Positionnement et culture de marque : les nouvelles attentes du consumer market

Jean-François Gomez, business manager chez Microsoft, analyse pour HOW les nouvelles attentes du consumer market et explique la manière dont les marques intègrent ces attentes à leur stratégie.

Quelles sont les véritables attentes des consommateurs ?

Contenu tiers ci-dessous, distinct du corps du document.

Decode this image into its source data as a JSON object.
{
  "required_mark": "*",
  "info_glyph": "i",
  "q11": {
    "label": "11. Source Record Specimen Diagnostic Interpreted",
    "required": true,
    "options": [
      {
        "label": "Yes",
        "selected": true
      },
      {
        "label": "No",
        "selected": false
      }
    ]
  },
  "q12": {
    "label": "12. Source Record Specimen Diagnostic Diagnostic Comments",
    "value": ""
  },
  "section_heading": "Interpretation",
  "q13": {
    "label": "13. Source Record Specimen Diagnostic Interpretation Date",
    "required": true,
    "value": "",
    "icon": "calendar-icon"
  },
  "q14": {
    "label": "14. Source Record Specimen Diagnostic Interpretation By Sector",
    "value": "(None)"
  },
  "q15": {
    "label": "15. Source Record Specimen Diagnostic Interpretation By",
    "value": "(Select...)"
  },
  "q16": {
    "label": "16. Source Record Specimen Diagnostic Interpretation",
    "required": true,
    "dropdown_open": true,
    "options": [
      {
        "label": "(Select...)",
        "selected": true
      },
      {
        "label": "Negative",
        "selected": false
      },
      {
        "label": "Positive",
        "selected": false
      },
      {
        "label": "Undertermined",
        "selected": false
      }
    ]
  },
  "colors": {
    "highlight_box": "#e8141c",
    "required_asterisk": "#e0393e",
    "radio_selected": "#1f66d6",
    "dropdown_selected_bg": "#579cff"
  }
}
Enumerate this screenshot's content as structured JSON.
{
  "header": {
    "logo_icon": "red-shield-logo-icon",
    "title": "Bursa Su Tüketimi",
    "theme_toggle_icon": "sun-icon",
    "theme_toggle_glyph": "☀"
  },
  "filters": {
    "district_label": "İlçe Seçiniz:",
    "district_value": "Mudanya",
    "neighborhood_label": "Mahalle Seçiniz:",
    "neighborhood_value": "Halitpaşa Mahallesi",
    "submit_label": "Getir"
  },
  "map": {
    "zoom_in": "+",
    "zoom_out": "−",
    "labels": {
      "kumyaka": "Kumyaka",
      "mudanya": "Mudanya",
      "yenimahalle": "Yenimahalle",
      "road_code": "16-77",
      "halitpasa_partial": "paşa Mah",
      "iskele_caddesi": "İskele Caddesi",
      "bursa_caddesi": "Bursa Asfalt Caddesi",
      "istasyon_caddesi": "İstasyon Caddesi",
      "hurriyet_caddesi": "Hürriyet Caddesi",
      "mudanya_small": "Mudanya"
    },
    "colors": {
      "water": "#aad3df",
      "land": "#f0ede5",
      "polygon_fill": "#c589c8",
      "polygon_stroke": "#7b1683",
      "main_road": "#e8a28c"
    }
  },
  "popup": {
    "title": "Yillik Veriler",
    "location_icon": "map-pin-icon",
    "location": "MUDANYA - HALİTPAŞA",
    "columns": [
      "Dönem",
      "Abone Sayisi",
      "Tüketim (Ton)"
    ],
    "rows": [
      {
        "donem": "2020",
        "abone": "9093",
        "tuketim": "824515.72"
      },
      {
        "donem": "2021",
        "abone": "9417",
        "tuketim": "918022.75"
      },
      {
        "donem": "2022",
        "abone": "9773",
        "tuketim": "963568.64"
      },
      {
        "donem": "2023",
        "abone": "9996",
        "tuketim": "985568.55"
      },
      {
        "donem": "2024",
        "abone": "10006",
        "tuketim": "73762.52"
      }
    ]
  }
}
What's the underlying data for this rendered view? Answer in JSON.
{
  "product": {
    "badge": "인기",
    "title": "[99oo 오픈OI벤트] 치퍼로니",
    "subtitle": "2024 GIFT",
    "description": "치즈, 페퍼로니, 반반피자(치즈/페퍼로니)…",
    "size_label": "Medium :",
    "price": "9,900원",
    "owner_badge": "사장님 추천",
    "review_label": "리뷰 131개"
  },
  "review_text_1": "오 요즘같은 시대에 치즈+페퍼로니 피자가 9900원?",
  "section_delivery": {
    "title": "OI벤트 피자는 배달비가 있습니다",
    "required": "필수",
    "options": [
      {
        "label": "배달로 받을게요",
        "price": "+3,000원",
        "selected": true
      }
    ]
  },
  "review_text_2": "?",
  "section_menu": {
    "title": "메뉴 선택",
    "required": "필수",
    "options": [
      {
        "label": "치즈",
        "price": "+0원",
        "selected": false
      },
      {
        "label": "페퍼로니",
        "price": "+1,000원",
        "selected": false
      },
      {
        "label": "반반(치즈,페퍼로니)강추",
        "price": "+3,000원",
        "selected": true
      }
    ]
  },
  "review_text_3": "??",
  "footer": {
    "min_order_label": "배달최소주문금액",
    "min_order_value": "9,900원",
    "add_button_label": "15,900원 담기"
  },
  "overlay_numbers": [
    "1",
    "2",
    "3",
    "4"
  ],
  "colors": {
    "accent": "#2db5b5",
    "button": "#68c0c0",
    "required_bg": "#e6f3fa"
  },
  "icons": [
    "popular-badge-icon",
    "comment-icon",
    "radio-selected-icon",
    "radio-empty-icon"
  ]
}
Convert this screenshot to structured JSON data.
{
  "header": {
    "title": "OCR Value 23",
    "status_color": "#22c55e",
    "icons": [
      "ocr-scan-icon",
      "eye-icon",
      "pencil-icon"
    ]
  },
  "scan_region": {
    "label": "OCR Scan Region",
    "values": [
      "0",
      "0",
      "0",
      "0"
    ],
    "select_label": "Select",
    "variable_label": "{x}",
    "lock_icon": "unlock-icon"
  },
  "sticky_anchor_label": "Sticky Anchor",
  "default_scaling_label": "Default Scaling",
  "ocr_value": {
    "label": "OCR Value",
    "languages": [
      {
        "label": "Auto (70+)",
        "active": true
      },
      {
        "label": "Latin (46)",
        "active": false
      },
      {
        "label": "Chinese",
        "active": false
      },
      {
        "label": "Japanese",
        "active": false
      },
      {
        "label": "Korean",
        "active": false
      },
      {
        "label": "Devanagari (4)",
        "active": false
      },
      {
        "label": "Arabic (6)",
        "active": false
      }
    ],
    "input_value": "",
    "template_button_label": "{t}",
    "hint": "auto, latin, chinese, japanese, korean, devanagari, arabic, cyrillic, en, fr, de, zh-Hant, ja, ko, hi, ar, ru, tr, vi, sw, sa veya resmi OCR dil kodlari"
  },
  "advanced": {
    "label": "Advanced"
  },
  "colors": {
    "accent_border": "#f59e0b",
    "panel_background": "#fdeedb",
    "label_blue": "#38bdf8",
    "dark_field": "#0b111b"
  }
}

Aujourd’hui les consommateurs ont quatre types d’attentes :

–     Appartenir à la marque : Le client est fan de la marque et fait tout pour faire partie de sa « communauté ». Il veut également un espace il ne va pas seulement acheter des produits, mais aussi passer du temps pour flâner, découvrir et vivre la marque.

–     Être efficace : un désir qui concerne surtout la distribution. Le client ne veut pas perdre son temps. Il sait déjà ce qu’il veut acheter et l’acte d’achat doit aller vite.

–     Être rassuré : le client a une problématique à résoudre et cherche de la confiance, du conseil, de l’accompagnement. Il souhaite échanger avec un interlocuteur pour se rassurer et trouver la bonne solution.

–     Découvrir : le client n’est pas seulement un acheteur mais aussi un visiteur. Il veut découvrir des marques, être surpris et vivre de nouvelles expériences.

Toutes ces attentes impliquent des positionnements et des cultures de marques qui doivent être très différents.

Est-ce que les marques parviennent à intégrer ces attentes à leur stratégie ?

Aujourd’hui elles doivent tout faire : elles doivent donner envie au client de se reconnaître dans la marque, être efficaces en distribution, créer la surprise, conseiller… Mais chaque enseigne doit se repositionner et se demander quelle est sa culture fondamentale. Et surtout, se poser la question de ce qu’elle représente aux yeux de ses clients : si un client veut de l’efficacité pour un produit dont il a besoin et qu’il a identifié, s’il cherche du conseil… Ces besoins n’ont rien à voir et doivent être traités au niveau des objectifs de vente de manière très différente. La précision des termes utilisés joue aussi pour beaucoup. En effet, revenir à la précision des mots est très important pour aider le client à mieux s’identifier. C’est la campagne habilement menée par Intermarché : auparavant positionnés comme les « mousquetaires de la distribution », ils se définissent désormais comme producteurs et commerçants. Ils sont sortis de la case distribution pour se concentrer sur le commerce.

Au vu de ces éléments, quel est le plus gros enjeu pour les marques aujourd’hui ?

L’enjeu pour les marques est de savoir qui elles sont et ce qu’elles veulent proposer à leurs clients. Si elles ne sont pas claires sur leur cœur de business, elles seront en difficulté car elles ne sauront pas comment piloter leurs investissements, communiquer, organiser leur (s) point (s) de vente ou de distribution. Aujourd’hui, je passe beaucoup de temps avec les marques pour les aider dans ce sens. Je leur explique que si elles ne sont pas claires sur ces sujets, le client ira chez les concurrents qu’il a identifié comme des leaders sur l’un des quatre points d’attente qu’il peut avoir. C’est la base de tout.

Aujourd’hui, les zones de distribution commencent à être distinguées des zones de commerce. Leroy Merlin a, par exemple, séparé visuellement la surface de vente (un endroit dans lequel on peut prendre le temps de discuter et être rassuré par son vendeur) de la surface de distribution à l’extérieur du magasin, qui permet de récupérer ses commandes sans même avoir besoin de pénétrer dans la surface de vente.

L’un des enjeux pour les enseignes est aussi de faire en sorte que leurs vendeurs qui étaient autrefois de simples exécutants redeviennent des commerçants. Et qu’ils soient à nouveau entrepreneurs de la relation client pour travailler sur cet aspect social nécessaire à tout commerce.